Afat/Selectour : une nouvelle pression sur les fournisseurs
Réunis pour la première fois en congrès commun à Séville, les deux réseaux Afat Voyages et Selectour ont annoncé différents partenariats dans le secteur Affaires et Tourisme. Le nouvel ensemble représentant 2,9 milliards d'euros, dont 1,2 million d'euros en aérien et 800 millions en tourisme, la pression sur les fournisseurs se fait clairement sentir. Tout d'abord, AS Voyages a signé un accord bilatéral avec American Express, en dehors du G4, où Afat et le major américain sont déjà partenaires. Cet accord concerne une quarantaine de compagnies aériennes, hors Air France, qui ne sont pas traitées dans le G4, et qui dépendent des négociations européennes d'American Express.
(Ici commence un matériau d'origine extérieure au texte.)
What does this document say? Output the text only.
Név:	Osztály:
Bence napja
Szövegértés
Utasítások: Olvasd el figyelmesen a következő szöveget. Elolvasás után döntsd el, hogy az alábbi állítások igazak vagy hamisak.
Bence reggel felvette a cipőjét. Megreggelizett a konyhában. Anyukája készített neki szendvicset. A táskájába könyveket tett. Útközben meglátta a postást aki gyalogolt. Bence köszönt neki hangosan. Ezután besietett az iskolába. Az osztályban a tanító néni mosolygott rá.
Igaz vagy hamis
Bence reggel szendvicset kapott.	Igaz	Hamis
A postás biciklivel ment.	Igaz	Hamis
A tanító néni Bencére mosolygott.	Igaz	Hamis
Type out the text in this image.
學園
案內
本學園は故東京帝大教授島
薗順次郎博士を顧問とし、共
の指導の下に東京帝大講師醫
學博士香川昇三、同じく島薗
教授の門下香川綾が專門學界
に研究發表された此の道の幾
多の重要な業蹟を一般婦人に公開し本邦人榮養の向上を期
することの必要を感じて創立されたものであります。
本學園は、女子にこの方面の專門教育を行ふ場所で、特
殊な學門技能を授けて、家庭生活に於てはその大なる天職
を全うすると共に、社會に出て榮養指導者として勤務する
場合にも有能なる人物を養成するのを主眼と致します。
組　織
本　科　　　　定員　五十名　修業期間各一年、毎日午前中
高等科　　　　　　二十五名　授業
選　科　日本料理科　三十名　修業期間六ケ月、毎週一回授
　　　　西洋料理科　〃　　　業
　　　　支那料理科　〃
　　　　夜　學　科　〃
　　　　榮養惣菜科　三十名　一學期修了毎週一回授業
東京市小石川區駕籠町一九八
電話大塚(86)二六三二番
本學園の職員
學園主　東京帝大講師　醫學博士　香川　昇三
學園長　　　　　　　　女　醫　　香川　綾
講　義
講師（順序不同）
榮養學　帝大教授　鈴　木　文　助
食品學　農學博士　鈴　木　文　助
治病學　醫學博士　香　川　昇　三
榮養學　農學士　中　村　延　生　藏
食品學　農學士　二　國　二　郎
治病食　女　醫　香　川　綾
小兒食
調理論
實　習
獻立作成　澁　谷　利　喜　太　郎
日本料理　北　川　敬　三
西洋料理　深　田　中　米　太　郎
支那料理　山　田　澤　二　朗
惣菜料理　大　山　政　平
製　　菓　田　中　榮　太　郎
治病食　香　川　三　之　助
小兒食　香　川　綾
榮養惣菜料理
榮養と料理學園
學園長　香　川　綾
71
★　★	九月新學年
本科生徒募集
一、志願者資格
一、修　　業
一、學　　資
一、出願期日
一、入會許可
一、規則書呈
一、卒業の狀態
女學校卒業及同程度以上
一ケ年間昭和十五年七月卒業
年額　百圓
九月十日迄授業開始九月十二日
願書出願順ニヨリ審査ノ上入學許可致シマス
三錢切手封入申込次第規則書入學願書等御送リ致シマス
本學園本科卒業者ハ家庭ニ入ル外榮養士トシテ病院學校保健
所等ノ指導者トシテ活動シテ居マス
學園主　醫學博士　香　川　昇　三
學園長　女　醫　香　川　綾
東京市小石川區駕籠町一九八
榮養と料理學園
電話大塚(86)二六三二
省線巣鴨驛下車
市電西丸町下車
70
Selon les deux présidents Jean-Pierre Mas et François-Xavier de Boüard, les tarifs obtenus bénéficieront particulièrement aux Pme clientes des agences. Côté tourisme, AS Voyages multiplie les stratégies, pour contrer les deux blocs Thomas Cook et TUI. Un accord croisé a été passé avec le groupe Transat France, qui compte 600 000 clients sur ses trois marques Look, Vacances Transat et Amplitude. Les 35 agences à l'enseigne Look deviennent adhérentes d'AS, et une cinquantaine d'enseignes devraient voir le jour courant 2010 dans le réseau unifié. En contrepartie, le groupe Transat s'engage à réaliser une brochure en marque blanche pour les 1150 points de vente du réseau AS et à faire figurer les agences sur ses sites internet quatre mois par an. Par ailleurs, AS a référencé un nouvel opérateur, NG Travel (Boomerang, Ilea tours, Promoséjours, Directours), qui va produire en marque blanche sur internet et sous forme de brochure pour le réseau. En tout, 7 brochures seront déployées en partenariat avec une dizaine de TO déjà référencés. Enfin, près de 800 agences du réseau, à condition qu'elles soient labellisées Afat ou Selectour, pourront revendre le Club Med, contre 500 actuellement. Les taux de commission sont en cours de définition.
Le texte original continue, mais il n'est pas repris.